At first Caroline wanted to do country music. She thought she could market herself as a country artist because pop stars — such as Ariana Grande and Demi Lovato — dance on stage and wear revealing outfits, something Caroline wasn’t up to.

“I'm too old to be doing that,” she says.

She settled on country music but didn't get into the top 30 of American Idol’s 16th season. She was sent home and immediately called "Bubs" for advice. The two have known each other for 10-plus years (Cabrera even lived with Kidd Kraddick for a few years when Kidd was his mentor), and Caroline says their bond feels like family.

A phone call for advice turned into an invitation to Los Angeles for Cabrera to produce Caroline's music.

Cabrera says he wanted to give back to the Kraddicks by helping Caroline with her music career.

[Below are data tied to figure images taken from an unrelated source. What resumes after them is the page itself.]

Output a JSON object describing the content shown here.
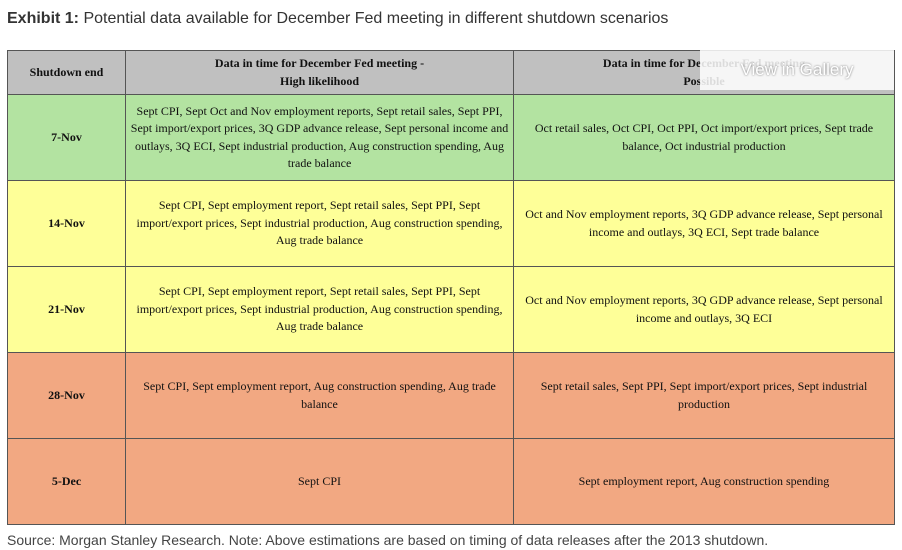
{
  "title": {
    "lead": "Exhibit 1:",
    "text": "Potential data available for December Fed meeting in different shutdown scenarios"
  },
  "table": {
    "headers": {
      "shutdown_end": "Shutdown end",
      "high_line1": "Data in time for December Fed meeting -",
      "high_line2": "High likelihood",
      "possible_line1": "Data in time for December Fed meeting",
      "possible_line2": "Possible"
    },
    "rows": [
      {
        "end": "7-Nov",
        "high": "Sept CPI, Sept Oct and Nov employment reports, Sept retail sales, Sept PPI, Sept import/export prices, 3Q GDP advance release, Sept personal income and outlays, 3Q ECI, Sept industrial production, Aug construction spending, Aug trade balance",
        "possible": "Oct retail sales, Oct CPI, Oct PPI, Oct import/export prices, Sept trade balance, Oct industrial production",
        "color": "#b3e3a1"
      },
      {
        "end": "14-Nov",
        "high": "Sept CPI, Sept employment report, Sept retail sales, Sept PPI, Sept import/export prices, Sept industrial production, Aug construction spending, Aug trade balance",
        "possible": "Oct and Nov employment reports, 3Q GDP advance release, Sept personal income and outlays, 3Q ECI, Sept trade balance",
        "color": "#feff98"
      },
      {
        "end": "21-Nov",
        "high": "Sept CPI, Sept employment report, Sept retail sales, Sept PPI, Sept import/export prices, Sept industrial production, Aug construction spending, Aug trade balance",
        "possible": "Oct and Nov employment reports, 3Q GDP advance release, Sept personal income and outlays, 3Q ECI",
        "color": "#feff98"
      },
      {
        "end": "28-Nov",
        "high": "Sept CPI, Sept employment report, Aug construction spending, Aug trade balance",
        "possible": "Sept retail sales, Sept PPI, Sept import/export prices, Sept industrial production",
        "color": "#f2a882"
      },
      {
        "end": "5-Dec",
        "high": "Sept CPI",
        "possible": "Sept employment report, Aug construction spending",
        "color": "#f2a882"
      }
    ]
  },
  "overlay": {
    "label": "View in Gallery"
  },
  "source": "Source: Morgan Stanley Research. Note: Above estimations are based on timing of data releases after the 2013 shutdown."
}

“My relationship with her dad goes way back,” Cabrera says. “Before I was ever signed or anything, he was kind of a big influence on me growing up. And eventually, he was a big supporter of mine and kind of put me on the stage before anyone really believed in me as a new artist.”

It felt like a full-circle moment for Cabrera, he says. And it was made easy considering Caroline is a good songwriter.

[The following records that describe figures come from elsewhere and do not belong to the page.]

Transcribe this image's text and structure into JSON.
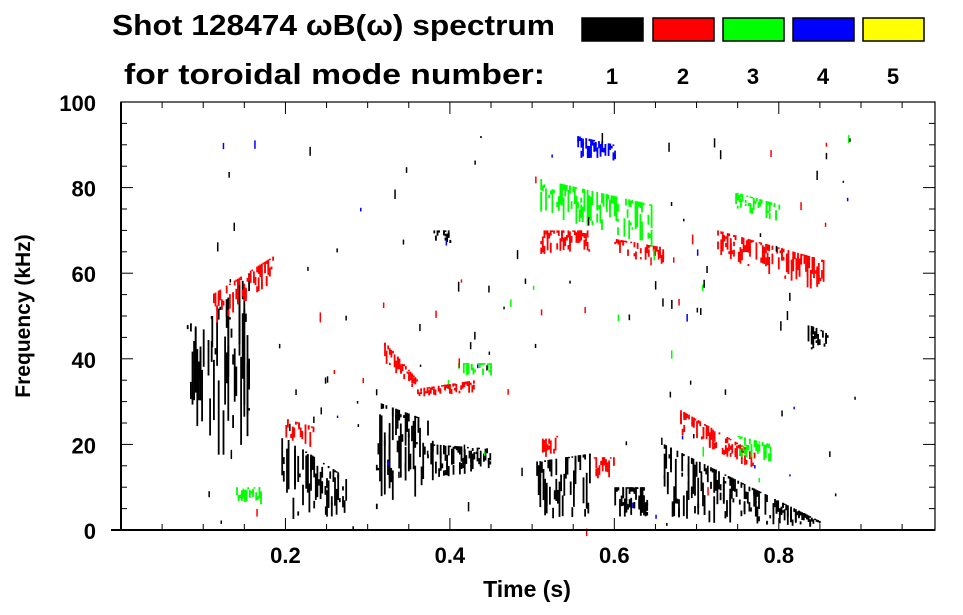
{
  "chart_data": {
    "type": "heatmap",
    "title": "Shot 128474 ωB(ω) spectrum",
    "subtitle": "for toroidal mode number:",
    "xlabel": "Time (s)",
    "ylabel": "Frequency (kHz)",
    "xlim": [
      0,
      0.99
    ],
    "ylim": [
      0,
      100
    ],
    "xticks": [
      0.2,
      0.4,
      0.6,
      0.8
    ],
    "xtick_labels": [
      "0.2",
      "0.4",
      "0.6",
      "0.8"
    ],
    "yticks": [
      0,
      20,
      40,
      60,
      80,
      100
    ],
    "ytick_labels": [
      "0",
      "20",
      "40",
      "60",
      "80",
      "100"
    ],
    "legend": [
      {
        "label": "1",
        "color": "#000000"
      },
      {
        "label": "2",
        "color": "#ff0000"
      },
      {
        "label": "3",
        "color": "#00ff00"
      },
      {
        "label": "4",
        "color": "#0000ff"
      },
      {
        "label": "5",
        "color": "#ffff00"
      }
    ],
    "legend_placement": "top-right",
    "regions": [
      {
        "mode": 1,
        "t": [
          0.08,
          0.11
        ],
        "f_start": [
          28,
          48
        ],
        "f_end": [
          15,
          50
        ]
      },
      {
        "mode": 1,
        "t": [
          0.11,
          0.155
        ],
        "f_start": [
          15,
          50
        ],
        "f_end": [
          20,
          60
        ]
      },
      {
        "mode": 1,
        "t": [
          0.195,
          0.275
        ],
        "f_start": [
          2,
          22
        ],
        "f_end": [
          3,
          12
        ]
      },
      {
        "mode": 1,
        "t": [
          0.31,
          0.38
        ],
        "f_start": [
          3,
          30
        ],
        "f_end": [
          10,
          25
        ]
      },
      {
        "mode": 1,
        "t": [
          0.38,
          0.45
        ],
        "f_start": [
          12,
          20
        ],
        "f_end": [
          14,
          19
        ]
      },
      {
        "mode": 1,
        "t": [
          0.505,
          0.575
        ],
        "f_start": [
          2,
          16
        ],
        "f_end": [
          3,
          18
        ]
      },
      {
        "mode": 1,
        "t": [
          0.6,
          0.64
        ],
        "f_start": [
          3,
          10
        ],
        "f_end": [
          3,
          10
        ]
      },
      {
        "mode": 1,
        "t": [
          0.66,
          0.85
        ],
        "f_start": [
          2,
          20
        ],
        "f_end": [
          0.5,
          2
        ]
      },
      {
        "mode": 1,
        "t": [
          0.835,
          0.86
        ],
        "f_start": [
          42,
          48
        ],
        "f_end": [
          42,
          46
        ]
      },
      {
        "mode": 1,
        "t": [
          0.38,
          0.4
        ],
        "f_start": [
          67,
          70
        ],
        "f_end": [
          67,
          70
        ]
      },
      {
        "mode": 2,
        "t": [
          0.11,
          0.185
        ],
        "f_start": [
          47,
          55
        ],
        "f_end": [
          58,
          64
        ]
      },
      {
        "mode": 2,
        "t": [
          0.2,
          0.235
        ],
        "f_start": [
          21,
          26
        ],
        "f_end": [
          19,
          24
        ]
      },
      {
        "mode": 2,
        "t": [
          0.32,
          0.36
        ],
        "f_start": [
          39,
          44
        ],
        "f_end": [
          32,
          35
        ]
      },
      {
        "mode": 2,
        "t": [
          0.36,
          0.43
        ],
        "f_start": [
          31,
          33
        ],
        "f_end": [
          32,
          35
        ]
      },
      {
        "mode": 2,
        "t": [
          0.51,
          0.57
        ],
        "f_start": [
          64,
          70
        ],
        "f_end": [
          65,
          70
        ]
      },
      {
        "mode": 2,
        "t": [
          0.51,
          0.53
        ],
        "f_start": [
          17,
          22
        ],
        "f_end": [
          17,
          22
        ]
      },
      {
        "mode": 2,
        "t": [
          0.575,
          0.6
        ],
        "f_start": [
          12,
          17
        ],
        "f_end": [
          12,
          17
        ]
      },
      {
        "mode": 2,
        "t": [
          0.68,
          0.77
        ],
        "f_start": [
          22,
          28
        ],
        "f_end": [
          14,
          18
        ]
      },
      {
        "mode": 2,
        "t": [
          0.725,
          0.855
        ],
        "f_start": [
          64,
          70
        ],
        "f_end": [
          55,
          63
        ]
      },
      {
        "mode": 2,
        "t": [
          0.6,
          0.66
        ],
        "f_start": [
          64,
          68
        ],
        "f_end": [
          62,
          66
        ]
      },
      {
        "mode": 3,
        "t": [
          0.51,
          0.645
        ],
        "f_start": [
          74,
          82
        ],
        "f_end": [
          66,
          76
        ]
      },
      {
        "mode": 3,
        "t": [
          0.745,
          0.8
        ],
        "f_start": [
          74,
          79
        ],
        "f_end": [
          72,
          76
        ]
      },
      {
        "mode": 3,
        "t": [
          0.41,
          0.45
        ],
        "f_start": [
          35,
          39
        ],
        "f_end": [
          36,
          39
        ]
      },
      {
        "mode": 3,
        "t": [
          0.75,
          0.79
        ],
        "f_start": [
          17,
          22
        ],
        "f_end": [
          15,
          20
        ]
      },
      {
        "mode": 3,
        "t": [
          0.14,
          0.17
        ],
        "f_start": [
          6,
          10
        ],
        "f_end": [
          6,
          10
        ]
      },
      {
        "mode": 4,
        "t": [
          0.555,
          0.6
        ],
        "f_start": [
          87,
          92
        ],
        "f_end": [
          86,
          90
        ]
      }
    ]
  }
}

“She’s awesome,” Cabrera says. “Anybody that’s willing to be honest … she’s very, very aware of who she is and she’s very high-spirited. When you get in a room with someone and are writing songs, it’s really important to be able to open up and she’s always been down to do that.”

They recorded her latest single, "Over," which teeters between pop and soulful, but she says in Dallas, she finds she can play anywhere, even a country music-heavy venue like The Rustic. And because she gives back 100 percent of the money she earns from her music to Kidd's Kids, Dallas audiences are able to connect with her better because they already know her last name.

On a Wednesday afternoon, Caroline sits outside near The Rustic's stage and sips a Dallas Blonde beer. She pulls out her phone to read a letter she wrote in high school to her 28-year-old self, which is how old she is today.

"I hope you're living a fabulous life in New York City and have already made it big on Broadway. Of course I hope you're famous and that all your hard work at OCU paid off. But I only really care that you are doing what you love to do and are happy. By now you should have had your Tony acceptance speech ready. If not, get working, honey. I hope you're in love with someone amazing and hope that you still want to have kids, or have kids already. Realistically though, Caroline, I hope that you are living in New York, Chicago or Dallas and affecting people with your performances.”

She looks up from her phone and reflects on the past 10 years.

“That's where I was like, OK, I haven't had my babies, I haven't gotten married, I'm not preparing my Tony speech, but I'm in Dallas and I'm affecting people with my performances. Whether that's performances like performing for Kidd's Kids or performing at The Rustic.”